= Social Services Block Grant =

Social Services Block Grant (SSBG) funds are to enable each state in the United States to furnish social services best suited to meet the needs of the individuals residing within the state. Such services may be, but are not limited to: daycare for children or adults, protective services for children or adults, special services to persons with disabilities, adoption, case management, health-related services, transportation, foster care for children or adults, substance abuse, housing, home-delivered meals, independent/transitional living, employment services or any other social services found necessary by the state for its population. Services funded by the SSBG as far as practicable under the conditions of that state are directed at one or more of five goals: achieving or maintaining economic self-support to prevent, reduce or eliminate dependency; achieving or maintaining self-sufficiency, including reduction or prevention of dependency; preventing or remedying neglect, abuse or exploitation of children and adults unable to protect their own interest, or preserving, rehabilitating or reuniting families; preventing or reducing inappropriate institutional care by providing for community-based care, home-based care or other forms of less intensive care; and/or securing referral or admission for institutional care when other forms of care are not appropriate or providing services to individuals in institutions. SSBG are administered by the Administration for Children and Families (ACF), a division of the United States Department of Health and Human Services (HHS).

==Target population==
Under Title XX, each eligible jurisdiction determines the services that will be provided and the individuals that will be eligible to receive services. Federal block grant funds may be used to provide services directed toward one of the following five goals specified in the law: (1) To prevent, reduce, or eliminate dependency; (2) to achieve or maintain self-sufficiency; (3) to prevent neglect, abuse, or exploitation of children and adults; (4) to prevent or reduce inappropriate institutional care; and (5) to secure admission or referral for institutional care when other forms of care are not appropriate.

==Eligible applicants==
Funds are allocated to the 50 states, the District of Columbia, the Commonwealth of Puerto Rico, and the Territories of Guam, American Samoa, the Virgin Islands, and the Northern Mariana Islands.

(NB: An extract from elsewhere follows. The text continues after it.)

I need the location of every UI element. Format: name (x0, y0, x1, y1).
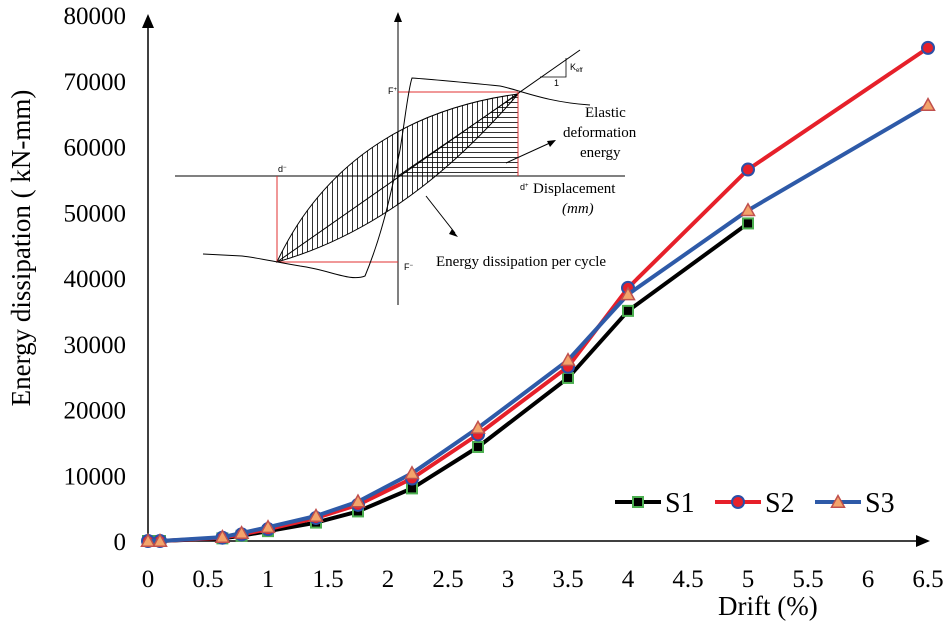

In January 2026, the Department of Health and Human Services released a memo notifying all 50 states that the Child Care and Development Block Grant would no longer be sent until they independently satisfy their new, non-Congressionally approved requirements.. Although the Trump administration has stated publicly and confirmed to multiple news agencies, North Carolina has confirmed they have not received any official information from the administration. These funding changes also coincided with the reported cancellation of funding to the Temporary Assistance for Needy Families and the SSBG to the specific states of California, Colorado, Illinois, Minnesota, and New York with similar reasoning.